The currency fell to $1.11 against the US dollar following the result – the lowest level in more than 11 years.
Greece has endured tough budget cuts in return for its 2010 bailout, worth €240bn (£179bn; $268bn) and negotiated with the so-called troika – the European Union, International Monetary Fund (IMF) and European Central Bank (ECB).
The economy has shrunk drastically since the 2008 global financial crisis, and increasing unemployment has thrown many Greeks into poverty.
Syriza’s election result will send shockwaves through Europe, the BBC’s Gavin Hewitt in Athens says.
A majority of voters in Greece have essentially rejected a core policy for dealing with the eurozone crisis as devised by Brussels and Germany, our correspondent adds.
The election result is expected to be one of the main issues at Monday’s meeting of 19 eurozone finance ministers.
In Germany, Bundesbank President Jens Weidmann said he hoped “the new Greek government will not make promises it cannot keep and the country cannot afford”.
Belgian Finance Minister Johan Van Overtveld was quoted by VRT network as saying that Greece “must respect the rules of monetary union”, although he added that there was room for some flexibility.

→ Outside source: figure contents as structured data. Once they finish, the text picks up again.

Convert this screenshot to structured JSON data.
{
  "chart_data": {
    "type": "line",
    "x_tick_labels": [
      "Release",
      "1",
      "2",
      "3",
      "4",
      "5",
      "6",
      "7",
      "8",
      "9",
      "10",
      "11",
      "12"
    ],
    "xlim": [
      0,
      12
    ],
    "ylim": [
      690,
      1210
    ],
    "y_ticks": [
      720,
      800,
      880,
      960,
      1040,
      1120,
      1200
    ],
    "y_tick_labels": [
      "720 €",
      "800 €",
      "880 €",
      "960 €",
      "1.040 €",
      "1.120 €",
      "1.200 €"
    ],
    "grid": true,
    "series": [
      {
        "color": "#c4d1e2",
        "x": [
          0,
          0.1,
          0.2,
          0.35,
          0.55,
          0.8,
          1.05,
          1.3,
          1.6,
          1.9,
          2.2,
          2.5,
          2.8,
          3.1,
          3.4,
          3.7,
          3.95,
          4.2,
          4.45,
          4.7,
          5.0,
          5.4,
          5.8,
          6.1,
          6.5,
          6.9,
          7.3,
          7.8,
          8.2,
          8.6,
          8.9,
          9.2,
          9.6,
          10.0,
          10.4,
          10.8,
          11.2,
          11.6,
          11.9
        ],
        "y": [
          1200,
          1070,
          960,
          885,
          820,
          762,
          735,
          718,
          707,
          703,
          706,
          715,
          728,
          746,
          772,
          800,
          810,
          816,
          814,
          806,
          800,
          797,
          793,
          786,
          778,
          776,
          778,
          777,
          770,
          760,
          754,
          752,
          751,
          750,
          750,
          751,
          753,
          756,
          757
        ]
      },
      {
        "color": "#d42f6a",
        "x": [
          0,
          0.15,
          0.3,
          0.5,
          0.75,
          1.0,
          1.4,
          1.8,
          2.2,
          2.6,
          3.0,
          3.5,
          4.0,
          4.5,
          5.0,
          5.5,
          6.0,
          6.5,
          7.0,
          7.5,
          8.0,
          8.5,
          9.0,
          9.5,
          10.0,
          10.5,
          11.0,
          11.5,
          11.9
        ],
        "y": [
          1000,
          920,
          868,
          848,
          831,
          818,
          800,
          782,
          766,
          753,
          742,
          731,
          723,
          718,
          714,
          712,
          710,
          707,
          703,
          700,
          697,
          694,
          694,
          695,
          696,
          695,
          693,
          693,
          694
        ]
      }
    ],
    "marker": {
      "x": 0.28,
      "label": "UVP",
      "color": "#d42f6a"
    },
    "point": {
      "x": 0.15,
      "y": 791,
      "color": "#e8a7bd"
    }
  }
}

UK’s Chancellor of the Exchequer (Finance Minister) George Osborne told the BBC: “Ultimately if you take at face value all the things that the new Greek government has promised – including big increases in public expenditure – you know, I think that is going to be very difficult to deliver, and incompatible with what the eurozone currently demands of its members.”
In Italy, EU Affairs Minister Sandro Gozi said: “After this vote we will have new opportunities to pursue change in Europe to create growth and investment and fight against unemployment.”
Results from Greece’s election commission showed a clear Syriza lead.
With most votes counted, Syriza polled 36%, while the outgoing New Democracy won 28%.
Another five parties – including the far-right Golden Dawn and centrist The River – are expected to be represented in the 300-member parliament.
Syriza is thought likely to begin talks with smaller parties on forming a government.
Outgoing Prime Minister Antonis Samaras has admitted defeat.
Addressing his cheering supporters in Athens late on Sunday, Mr Tsipras said “the Greeks wrote history”.
“Greece is leaving behind catastrophic austerity, it is leaving behind the fear and the autocracy, it is leaving behind five years of humiliation and pain”.
“Your mandate is undoubtedly cancelling the bailouts of austerity and destruction.
“The troika for Greece is the thing of the past,” he added.
Mr Tsipras promised to write off half of Greece’s debt, but was ready to negotiate “a viable solution” and wants the country to stay in the eurozone.
For his part, Mr Samaras said: “The Greek people have spoken and I respect their decision,” pointing out that he had inherited a “hot potato” on coming into office and that he and his party had done much to restore his country’s finances.